São Paulo vive novamente a ameaça de uma crise hídrica. Mesmo as fortes chuvas que caíram no dia 22/09/25 não foram suficientes para encher o Sistema Cantareira, principal manancial de abastecimento da região metropolitana. Por isso, ele vai operar na Faixa 4 de Restrição, por decisão da ANA e da SP Águas, o que significa que a Sabesp vai retirar menos água do sistema.
Na prática, a Sabesp já havia reduzido a pressão da água de madrugada. Essa medida é insuficiente e discriminatória, pois o sistema de abastecimento não é igual para todos, isto é, as áreas com padrão de renda mais elevado e verticalizadas não foram afetadas por essa medida, ao passo que as áreas periféricas foram drasticamente afetadas, pois as moradias não dispõem de reserva de água. A Sabesp jamais deveria iniciar o enfrentamento com essa medida.
A primeira medida deveria ter sido uma campanha de conscientização para que as pessoas fechassem a torneira ao escovar os dentes, tomassem banhos mais curtos, não lavassem carros, garagens e calçadas.
Ocorre que a Sabesp não quer reduzir a sua receita, porque, com a privatização realizada pelo governo Tarcísio e avalizada pelo prefeito Ricardo Nunes, o objetivo da empresa passou a ser a maximização dos lucros.
Mas mesmo a colaboração individual, embora seja importante, diante da magnitude das secas e do impacto das mudanças climáticas, é insuficiente. O Estado precisa assumir um papel ativo e estratégico, liderando políticas robustas de gestão da água.
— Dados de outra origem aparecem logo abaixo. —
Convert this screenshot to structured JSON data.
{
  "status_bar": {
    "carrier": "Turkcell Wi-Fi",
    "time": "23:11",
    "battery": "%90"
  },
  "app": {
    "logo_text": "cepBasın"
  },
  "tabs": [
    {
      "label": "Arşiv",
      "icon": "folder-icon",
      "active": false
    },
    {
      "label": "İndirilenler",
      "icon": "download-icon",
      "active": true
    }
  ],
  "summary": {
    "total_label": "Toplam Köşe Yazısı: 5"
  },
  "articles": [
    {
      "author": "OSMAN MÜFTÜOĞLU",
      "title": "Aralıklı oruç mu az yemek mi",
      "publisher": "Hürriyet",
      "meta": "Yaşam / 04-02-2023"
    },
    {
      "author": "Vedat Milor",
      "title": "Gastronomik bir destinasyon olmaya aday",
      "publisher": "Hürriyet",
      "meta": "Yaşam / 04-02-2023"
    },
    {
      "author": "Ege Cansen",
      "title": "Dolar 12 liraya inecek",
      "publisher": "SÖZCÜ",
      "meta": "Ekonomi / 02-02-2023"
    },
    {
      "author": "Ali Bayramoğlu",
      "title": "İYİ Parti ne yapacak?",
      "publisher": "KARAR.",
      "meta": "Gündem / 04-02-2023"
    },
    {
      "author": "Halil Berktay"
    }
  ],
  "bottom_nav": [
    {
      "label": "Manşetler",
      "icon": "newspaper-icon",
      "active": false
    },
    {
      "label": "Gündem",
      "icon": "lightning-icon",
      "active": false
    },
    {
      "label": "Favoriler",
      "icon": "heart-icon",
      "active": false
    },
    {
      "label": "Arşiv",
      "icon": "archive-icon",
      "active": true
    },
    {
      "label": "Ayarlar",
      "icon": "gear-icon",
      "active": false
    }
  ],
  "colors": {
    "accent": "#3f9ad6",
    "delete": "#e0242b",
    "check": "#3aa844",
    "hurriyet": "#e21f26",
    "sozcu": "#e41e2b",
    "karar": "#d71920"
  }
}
Na crise de 2014 e 2015, a Sabesp implantou um programa emergencial conhecido como tarifa de contingência. O modelo combinava bônus para quem reduzia o consumo e sobretaxa para quem aumentava. Os resultados foram expressivos: estima-se que a economia tenha alcançado entre 13 e 15 bilhões de litros de água por mês, de acordo com os relatórios de sustentabilidade da empresa da época, evitando um colapso ainda maior no abastecimento.
É verdade que a medida gerou prejuízo financeiro para a companhia, pois os descontos concedidos superaram a arrecadação obtida com as sobretaxas. Mas a conta que devemos fazer é outra: quanto teria custado para a população ficar sem água? Quantas escolas, hospitais e empresas teriam parado? A experiência mostrou que a Sabesp, enquanto empresa pública, tinha condições de agir não apenas para lucrar, mas para garantir um direito essencial da sociedade.
E é justamente aí que se encontra o risco da privatização. Ao transferir para acionistas privados o controle da Sabesp, o governo colocou em segundo plano a segurança hídrica e priorizou o retorno financeiro de poucos. Em um cenário de estiagem, medidas como a tarifa de contingência, que podem reduzir lucros no curto prazo, dificilmente serão retomadas. A lógica empresarial tende a resistir a qualquer iniciativa que impacte dividendos, ainda que seja a mais adequada para proteger a população.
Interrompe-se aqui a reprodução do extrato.